Pour votre serviteur qui n’a certes pas tout lu Brussolo, mais en lit depuis presque 20 ans, « Anatomik » n’est probablement pas le meilleur : trop direct, trop de « radotage » des personnages, Chuck le premier, sur leur passé, comme justification de comment on en est arrivé là. On en aura lu d’autres à la psychologie plus fine. L’action, tambour battant, aligne à la chaîne les tableaux les plus improbables, de la ceinture de feu à l’escargot de l’espace capable de la traverser, aux trois sortes d’aliens différents. Si on sent clairement que l’auteur s’amuse avec les codes de la vieille SF et ses clichés, comme Chuck et Willa, nous sommes téléguidés.

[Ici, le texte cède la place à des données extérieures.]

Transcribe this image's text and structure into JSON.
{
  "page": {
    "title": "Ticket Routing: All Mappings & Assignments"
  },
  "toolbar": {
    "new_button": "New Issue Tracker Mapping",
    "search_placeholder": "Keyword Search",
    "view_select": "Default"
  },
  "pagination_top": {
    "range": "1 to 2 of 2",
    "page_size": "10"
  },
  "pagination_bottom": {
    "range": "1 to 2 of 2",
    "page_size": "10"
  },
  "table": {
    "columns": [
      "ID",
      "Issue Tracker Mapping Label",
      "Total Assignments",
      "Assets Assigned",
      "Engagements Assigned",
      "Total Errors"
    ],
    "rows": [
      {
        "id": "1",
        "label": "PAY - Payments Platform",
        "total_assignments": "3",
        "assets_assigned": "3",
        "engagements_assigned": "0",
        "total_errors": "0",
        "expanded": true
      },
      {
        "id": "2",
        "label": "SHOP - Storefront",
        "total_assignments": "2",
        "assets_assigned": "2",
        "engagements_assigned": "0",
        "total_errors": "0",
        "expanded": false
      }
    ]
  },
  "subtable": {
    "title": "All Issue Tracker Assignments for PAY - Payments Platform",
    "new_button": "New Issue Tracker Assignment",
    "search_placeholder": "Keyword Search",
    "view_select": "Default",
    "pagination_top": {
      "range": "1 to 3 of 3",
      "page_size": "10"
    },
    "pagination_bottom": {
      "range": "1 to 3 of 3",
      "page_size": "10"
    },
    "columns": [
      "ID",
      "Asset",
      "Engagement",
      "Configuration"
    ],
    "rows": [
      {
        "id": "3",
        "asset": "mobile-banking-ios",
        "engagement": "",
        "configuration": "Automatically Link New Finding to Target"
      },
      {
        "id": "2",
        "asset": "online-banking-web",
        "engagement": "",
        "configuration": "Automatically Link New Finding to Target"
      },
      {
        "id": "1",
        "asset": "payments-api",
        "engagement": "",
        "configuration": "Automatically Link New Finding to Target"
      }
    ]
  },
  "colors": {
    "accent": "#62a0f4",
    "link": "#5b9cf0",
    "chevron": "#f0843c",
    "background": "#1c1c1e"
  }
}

Le mille-feuilles hypothèses-vérité s’épaissit sans arrêt, notre lecture soumise au bon vouloir de l’irascible Chuck n’aide pas à savoir sur quel pied danser avant un bon moment, et les situations basculent tellement vite qu’on perd parfois en crédibilité, pour peu qu’on prête foi à cette avalanche de catastrophes.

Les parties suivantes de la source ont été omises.